I miss talking to friends over the phone. Nowadays, when I need to reach out to someone, I send an e-mail, rather than pick up the phone to call. Part of this is because I know my friends are busy, juggling a million different things and then some, and I'm afraid of imposing. But another part of it is sheer lack of commitment on my part: not to the friendship, but to the time it might take for me to take a break, sit down, and have a conversation.

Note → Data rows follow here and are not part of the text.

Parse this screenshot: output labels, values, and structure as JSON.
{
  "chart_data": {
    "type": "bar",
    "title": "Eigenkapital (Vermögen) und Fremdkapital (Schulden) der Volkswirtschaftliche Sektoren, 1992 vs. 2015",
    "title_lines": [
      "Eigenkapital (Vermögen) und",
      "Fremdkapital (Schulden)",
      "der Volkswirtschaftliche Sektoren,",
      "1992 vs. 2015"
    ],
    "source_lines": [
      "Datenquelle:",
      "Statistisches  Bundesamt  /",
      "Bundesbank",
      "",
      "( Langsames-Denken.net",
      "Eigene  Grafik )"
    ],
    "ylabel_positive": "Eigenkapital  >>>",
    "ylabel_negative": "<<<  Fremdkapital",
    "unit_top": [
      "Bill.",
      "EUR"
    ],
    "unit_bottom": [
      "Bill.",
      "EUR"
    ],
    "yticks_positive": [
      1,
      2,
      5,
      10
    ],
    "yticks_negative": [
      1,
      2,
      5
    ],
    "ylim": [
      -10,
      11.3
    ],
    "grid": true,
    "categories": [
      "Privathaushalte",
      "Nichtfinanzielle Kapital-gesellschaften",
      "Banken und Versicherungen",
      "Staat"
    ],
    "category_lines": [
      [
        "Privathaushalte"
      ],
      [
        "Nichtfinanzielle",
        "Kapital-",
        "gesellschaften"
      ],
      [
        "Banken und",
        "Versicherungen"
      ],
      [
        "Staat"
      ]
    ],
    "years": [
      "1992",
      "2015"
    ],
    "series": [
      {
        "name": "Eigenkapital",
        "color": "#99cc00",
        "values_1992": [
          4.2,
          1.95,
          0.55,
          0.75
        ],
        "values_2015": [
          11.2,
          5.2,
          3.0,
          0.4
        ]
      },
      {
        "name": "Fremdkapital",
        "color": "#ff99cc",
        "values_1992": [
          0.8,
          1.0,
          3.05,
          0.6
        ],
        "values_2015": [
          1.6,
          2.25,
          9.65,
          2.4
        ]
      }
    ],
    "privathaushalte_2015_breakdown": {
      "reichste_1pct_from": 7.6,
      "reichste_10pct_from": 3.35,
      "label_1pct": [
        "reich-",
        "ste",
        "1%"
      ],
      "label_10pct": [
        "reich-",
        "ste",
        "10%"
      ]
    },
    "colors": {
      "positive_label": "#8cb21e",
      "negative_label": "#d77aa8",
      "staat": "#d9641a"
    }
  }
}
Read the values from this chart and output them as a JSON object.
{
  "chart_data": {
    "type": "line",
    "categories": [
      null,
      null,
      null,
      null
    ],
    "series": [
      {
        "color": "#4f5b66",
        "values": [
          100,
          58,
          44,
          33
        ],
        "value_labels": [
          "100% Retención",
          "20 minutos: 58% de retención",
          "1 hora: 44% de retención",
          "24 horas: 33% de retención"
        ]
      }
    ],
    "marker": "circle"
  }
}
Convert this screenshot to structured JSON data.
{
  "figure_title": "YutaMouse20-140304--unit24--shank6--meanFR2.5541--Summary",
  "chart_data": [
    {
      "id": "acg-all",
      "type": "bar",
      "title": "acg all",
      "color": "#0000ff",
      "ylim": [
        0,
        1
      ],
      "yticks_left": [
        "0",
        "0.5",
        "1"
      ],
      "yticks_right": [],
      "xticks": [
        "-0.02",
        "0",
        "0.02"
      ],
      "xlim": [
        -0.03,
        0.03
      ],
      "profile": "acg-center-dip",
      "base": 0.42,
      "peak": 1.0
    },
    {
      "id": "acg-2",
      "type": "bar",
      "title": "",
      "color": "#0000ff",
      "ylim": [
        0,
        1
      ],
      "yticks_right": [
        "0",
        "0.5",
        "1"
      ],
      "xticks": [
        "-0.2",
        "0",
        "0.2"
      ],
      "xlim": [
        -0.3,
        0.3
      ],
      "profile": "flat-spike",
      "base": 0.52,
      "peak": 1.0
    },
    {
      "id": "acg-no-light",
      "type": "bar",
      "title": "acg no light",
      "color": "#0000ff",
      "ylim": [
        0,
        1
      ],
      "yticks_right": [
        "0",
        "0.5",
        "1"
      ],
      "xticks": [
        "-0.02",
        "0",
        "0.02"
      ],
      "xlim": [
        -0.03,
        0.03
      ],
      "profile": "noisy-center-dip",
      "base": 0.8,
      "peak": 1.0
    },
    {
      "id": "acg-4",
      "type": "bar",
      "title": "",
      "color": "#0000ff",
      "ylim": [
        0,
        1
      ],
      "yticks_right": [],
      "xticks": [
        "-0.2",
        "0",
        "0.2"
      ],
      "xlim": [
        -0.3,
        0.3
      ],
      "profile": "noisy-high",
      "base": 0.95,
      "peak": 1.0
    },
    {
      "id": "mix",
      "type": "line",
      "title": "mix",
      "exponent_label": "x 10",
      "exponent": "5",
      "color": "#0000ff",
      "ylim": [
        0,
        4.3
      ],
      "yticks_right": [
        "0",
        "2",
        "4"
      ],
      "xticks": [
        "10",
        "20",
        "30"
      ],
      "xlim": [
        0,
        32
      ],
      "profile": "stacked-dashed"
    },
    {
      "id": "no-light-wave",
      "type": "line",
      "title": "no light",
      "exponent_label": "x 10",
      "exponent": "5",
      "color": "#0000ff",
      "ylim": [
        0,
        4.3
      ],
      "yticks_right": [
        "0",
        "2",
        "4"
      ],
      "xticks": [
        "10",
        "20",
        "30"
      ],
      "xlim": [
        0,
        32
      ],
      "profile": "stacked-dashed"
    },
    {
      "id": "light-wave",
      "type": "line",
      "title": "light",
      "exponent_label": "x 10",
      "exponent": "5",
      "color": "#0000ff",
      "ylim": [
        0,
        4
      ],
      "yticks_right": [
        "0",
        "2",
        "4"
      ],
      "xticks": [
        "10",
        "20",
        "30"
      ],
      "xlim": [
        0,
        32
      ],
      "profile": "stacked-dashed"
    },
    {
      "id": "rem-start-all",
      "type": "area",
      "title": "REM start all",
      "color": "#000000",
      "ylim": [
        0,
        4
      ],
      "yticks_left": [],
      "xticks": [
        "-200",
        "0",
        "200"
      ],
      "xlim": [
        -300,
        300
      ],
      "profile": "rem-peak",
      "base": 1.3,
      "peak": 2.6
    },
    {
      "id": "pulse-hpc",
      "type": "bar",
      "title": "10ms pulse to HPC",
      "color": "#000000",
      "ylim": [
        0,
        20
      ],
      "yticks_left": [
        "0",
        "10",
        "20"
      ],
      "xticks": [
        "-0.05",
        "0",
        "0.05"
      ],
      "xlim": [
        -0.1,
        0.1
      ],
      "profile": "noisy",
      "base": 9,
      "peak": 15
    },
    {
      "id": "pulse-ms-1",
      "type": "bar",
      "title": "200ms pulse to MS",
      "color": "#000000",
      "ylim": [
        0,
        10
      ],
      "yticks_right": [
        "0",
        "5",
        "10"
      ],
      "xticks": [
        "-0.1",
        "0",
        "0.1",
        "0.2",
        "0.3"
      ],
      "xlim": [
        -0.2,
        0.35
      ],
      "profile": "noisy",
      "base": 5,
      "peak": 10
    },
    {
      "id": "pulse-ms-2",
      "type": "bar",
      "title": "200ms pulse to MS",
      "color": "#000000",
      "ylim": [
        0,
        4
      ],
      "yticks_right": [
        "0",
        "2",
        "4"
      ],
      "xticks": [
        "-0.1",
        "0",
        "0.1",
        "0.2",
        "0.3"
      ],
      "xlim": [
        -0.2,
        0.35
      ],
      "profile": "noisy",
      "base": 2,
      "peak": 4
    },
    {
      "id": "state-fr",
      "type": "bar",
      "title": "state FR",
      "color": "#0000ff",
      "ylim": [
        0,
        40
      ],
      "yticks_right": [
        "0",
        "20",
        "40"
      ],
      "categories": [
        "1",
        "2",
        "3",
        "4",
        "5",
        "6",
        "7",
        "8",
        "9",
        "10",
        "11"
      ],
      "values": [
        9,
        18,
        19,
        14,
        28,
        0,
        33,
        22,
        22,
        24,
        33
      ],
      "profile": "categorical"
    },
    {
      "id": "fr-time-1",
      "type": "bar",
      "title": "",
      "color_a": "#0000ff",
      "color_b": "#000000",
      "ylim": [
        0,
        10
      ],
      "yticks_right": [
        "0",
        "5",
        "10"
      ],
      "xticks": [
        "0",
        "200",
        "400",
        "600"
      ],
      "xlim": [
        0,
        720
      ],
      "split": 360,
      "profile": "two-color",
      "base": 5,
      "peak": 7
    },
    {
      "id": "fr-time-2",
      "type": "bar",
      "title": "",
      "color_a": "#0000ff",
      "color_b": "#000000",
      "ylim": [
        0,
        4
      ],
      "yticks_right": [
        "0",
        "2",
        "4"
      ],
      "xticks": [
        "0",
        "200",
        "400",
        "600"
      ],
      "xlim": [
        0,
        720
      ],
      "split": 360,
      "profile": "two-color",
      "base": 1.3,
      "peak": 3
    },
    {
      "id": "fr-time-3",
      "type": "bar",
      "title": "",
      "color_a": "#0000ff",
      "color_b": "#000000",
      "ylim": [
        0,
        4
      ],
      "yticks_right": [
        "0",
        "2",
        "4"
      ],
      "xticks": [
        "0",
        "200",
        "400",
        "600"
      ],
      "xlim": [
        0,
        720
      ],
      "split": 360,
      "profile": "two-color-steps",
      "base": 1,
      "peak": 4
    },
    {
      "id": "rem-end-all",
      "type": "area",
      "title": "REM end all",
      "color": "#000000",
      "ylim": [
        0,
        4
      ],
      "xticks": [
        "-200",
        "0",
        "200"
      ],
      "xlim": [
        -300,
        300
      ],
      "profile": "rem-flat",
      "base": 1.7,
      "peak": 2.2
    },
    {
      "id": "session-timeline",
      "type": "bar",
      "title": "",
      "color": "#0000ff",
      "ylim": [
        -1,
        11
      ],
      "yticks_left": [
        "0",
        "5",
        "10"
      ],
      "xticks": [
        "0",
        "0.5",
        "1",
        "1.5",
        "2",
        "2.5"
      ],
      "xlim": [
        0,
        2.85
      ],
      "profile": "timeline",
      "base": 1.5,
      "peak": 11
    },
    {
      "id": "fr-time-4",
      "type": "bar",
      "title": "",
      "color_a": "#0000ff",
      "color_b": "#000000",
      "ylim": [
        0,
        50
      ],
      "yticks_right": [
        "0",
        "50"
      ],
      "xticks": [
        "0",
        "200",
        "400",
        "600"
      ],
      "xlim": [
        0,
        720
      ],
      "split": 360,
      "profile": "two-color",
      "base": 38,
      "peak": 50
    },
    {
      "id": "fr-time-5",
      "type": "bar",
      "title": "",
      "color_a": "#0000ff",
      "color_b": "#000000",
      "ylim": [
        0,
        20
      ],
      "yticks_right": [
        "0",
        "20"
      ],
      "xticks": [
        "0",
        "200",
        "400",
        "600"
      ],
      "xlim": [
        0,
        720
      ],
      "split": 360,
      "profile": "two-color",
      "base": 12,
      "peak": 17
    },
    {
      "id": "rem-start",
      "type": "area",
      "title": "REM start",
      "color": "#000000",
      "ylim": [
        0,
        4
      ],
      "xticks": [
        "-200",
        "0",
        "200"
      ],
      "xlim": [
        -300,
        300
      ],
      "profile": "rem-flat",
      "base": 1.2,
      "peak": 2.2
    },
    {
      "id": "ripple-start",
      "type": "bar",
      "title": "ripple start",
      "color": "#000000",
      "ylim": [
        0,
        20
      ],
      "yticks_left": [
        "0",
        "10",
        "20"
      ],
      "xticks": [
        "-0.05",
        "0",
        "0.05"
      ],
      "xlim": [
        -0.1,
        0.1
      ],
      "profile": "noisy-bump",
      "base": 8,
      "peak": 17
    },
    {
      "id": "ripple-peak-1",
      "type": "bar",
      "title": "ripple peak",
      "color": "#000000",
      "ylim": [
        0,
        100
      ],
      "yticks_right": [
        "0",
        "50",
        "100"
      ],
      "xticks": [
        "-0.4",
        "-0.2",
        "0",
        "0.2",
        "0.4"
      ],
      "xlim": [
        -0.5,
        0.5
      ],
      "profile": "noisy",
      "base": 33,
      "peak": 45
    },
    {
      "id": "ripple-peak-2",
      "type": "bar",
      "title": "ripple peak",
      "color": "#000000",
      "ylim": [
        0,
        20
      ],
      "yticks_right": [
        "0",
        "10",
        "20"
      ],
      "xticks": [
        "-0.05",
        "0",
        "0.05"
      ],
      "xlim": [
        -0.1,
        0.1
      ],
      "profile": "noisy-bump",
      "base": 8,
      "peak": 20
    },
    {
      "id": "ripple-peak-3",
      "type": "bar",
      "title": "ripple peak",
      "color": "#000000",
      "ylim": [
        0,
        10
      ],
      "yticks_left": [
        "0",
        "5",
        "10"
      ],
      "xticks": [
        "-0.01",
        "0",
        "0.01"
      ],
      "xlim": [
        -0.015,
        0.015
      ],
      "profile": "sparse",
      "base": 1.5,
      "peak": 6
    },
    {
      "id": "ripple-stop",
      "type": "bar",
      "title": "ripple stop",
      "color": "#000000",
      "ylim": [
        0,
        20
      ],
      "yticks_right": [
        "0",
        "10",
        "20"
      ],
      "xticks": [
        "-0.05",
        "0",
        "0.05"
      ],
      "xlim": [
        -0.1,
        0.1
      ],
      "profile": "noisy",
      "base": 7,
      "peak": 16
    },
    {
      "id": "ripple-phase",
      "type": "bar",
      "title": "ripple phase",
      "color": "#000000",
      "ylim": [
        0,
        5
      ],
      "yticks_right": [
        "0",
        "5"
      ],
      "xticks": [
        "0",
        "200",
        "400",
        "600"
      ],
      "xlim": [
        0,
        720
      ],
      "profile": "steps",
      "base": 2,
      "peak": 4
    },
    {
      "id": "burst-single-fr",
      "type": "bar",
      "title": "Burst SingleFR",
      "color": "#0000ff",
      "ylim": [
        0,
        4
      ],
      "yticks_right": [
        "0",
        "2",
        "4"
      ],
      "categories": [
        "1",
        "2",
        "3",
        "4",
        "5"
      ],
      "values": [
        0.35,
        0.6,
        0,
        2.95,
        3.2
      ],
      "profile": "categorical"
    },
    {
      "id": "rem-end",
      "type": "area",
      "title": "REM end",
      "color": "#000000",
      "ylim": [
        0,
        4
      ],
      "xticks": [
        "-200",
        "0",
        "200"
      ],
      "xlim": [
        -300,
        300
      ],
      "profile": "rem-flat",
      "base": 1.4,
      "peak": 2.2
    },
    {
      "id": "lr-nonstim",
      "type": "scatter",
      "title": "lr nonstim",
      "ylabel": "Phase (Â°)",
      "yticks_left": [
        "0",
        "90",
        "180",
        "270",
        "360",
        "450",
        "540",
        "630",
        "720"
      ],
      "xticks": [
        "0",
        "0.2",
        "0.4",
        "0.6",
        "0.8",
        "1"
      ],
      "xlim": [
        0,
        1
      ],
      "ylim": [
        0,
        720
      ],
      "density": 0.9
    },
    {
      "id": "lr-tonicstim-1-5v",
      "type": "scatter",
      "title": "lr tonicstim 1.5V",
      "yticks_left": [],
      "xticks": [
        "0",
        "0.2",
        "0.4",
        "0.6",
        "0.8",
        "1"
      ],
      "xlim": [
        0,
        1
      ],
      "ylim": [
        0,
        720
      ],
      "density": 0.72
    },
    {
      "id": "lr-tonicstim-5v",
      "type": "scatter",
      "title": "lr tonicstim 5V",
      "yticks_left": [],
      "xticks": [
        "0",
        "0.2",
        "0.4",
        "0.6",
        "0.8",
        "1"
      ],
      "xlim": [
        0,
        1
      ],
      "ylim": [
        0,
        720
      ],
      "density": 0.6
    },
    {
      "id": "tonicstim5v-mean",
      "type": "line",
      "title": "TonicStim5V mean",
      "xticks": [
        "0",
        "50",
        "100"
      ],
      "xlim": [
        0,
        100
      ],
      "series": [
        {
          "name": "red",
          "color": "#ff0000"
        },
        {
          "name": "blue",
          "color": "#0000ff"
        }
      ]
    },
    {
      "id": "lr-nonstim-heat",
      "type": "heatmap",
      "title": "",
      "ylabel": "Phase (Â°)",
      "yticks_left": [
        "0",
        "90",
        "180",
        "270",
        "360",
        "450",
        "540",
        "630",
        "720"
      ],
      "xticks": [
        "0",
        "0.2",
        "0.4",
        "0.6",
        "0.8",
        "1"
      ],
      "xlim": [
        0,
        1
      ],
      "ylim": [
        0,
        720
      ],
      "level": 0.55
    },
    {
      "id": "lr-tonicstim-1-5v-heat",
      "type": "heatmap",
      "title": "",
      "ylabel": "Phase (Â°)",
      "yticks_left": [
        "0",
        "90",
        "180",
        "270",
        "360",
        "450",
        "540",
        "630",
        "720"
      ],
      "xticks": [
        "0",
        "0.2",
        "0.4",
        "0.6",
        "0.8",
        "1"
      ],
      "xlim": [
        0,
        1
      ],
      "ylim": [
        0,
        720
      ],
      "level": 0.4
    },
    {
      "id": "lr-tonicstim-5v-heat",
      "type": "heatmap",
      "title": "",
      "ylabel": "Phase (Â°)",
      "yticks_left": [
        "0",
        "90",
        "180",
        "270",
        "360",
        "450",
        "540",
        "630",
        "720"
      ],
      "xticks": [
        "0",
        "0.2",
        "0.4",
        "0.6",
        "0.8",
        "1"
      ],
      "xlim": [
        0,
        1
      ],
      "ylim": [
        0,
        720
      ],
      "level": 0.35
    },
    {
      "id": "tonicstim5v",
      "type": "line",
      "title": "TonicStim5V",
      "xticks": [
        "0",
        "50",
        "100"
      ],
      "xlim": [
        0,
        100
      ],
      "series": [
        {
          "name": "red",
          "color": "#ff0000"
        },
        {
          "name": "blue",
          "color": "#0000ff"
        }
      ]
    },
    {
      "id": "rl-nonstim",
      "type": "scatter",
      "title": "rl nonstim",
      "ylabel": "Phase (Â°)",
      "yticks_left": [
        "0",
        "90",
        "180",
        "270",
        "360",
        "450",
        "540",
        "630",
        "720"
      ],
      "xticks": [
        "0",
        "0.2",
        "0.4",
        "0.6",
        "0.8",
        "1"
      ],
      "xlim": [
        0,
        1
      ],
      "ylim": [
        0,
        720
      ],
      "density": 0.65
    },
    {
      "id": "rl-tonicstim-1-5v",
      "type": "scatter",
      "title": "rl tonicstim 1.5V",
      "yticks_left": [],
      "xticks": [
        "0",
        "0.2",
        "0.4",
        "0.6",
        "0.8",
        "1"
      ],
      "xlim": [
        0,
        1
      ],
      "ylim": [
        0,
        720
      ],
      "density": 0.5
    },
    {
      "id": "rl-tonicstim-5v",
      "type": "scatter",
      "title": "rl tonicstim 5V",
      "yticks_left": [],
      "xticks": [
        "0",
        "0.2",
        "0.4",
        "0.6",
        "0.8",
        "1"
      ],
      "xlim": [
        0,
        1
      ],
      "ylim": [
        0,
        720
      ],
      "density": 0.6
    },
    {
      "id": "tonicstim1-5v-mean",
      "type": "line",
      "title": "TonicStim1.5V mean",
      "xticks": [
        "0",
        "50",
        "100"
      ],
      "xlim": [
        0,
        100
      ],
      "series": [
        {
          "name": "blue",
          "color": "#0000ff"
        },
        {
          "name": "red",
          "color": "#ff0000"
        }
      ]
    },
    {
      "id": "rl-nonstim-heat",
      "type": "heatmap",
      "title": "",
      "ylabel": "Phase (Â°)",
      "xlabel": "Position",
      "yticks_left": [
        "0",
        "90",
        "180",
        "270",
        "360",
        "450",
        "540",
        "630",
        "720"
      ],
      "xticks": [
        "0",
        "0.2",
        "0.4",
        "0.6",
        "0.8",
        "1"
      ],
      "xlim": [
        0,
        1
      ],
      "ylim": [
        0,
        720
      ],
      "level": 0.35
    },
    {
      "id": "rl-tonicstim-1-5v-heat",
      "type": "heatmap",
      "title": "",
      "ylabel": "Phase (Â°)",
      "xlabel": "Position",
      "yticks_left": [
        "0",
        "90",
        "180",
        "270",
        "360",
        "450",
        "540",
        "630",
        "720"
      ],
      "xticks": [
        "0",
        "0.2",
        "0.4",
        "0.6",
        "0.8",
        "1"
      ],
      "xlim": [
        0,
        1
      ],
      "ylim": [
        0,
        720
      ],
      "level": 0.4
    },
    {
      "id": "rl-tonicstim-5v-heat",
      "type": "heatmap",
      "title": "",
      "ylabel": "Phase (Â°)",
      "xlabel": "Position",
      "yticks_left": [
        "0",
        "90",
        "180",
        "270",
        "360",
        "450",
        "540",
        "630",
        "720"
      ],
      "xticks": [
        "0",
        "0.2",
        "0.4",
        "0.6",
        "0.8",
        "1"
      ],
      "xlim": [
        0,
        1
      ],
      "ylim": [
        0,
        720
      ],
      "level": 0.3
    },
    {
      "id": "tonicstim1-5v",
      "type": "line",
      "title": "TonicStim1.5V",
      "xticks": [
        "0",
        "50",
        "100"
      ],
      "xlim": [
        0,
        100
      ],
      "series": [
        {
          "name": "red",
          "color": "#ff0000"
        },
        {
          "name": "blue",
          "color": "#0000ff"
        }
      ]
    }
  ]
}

A friend once mentioned to me that she was loving her text message plan on her new cell phone. This way, she told me, she doesn't have to pick up the phone and call anyone, she can just text them whenever she wants. I didn't think much about it at the time (I've sent maybe three text messages in the whole time I've owned a cell phone) but the more I do think about it now the more I realize that text-messaging is a conversation cop-out. It's a way of getting us out of committing ourselves to an actual dialogue with another person; to the art of the give and take, the consideration of that voice on the other end of the telephone, the spontaneous jokes, or heartfelt expressions of emotion that might come out of an actual conversation.
"What is it about text-messaging?" I asked a student--a repeat offender in that department--yesterday when he slunk into my office to retrieve his notebook. "Why can't you just put the phone away?"
"I like to stay in touch," he told me, his hand wrapped lovingly around his iPhone, one white ear bud dangling from his right ear. "But I don't like to have to talk to people."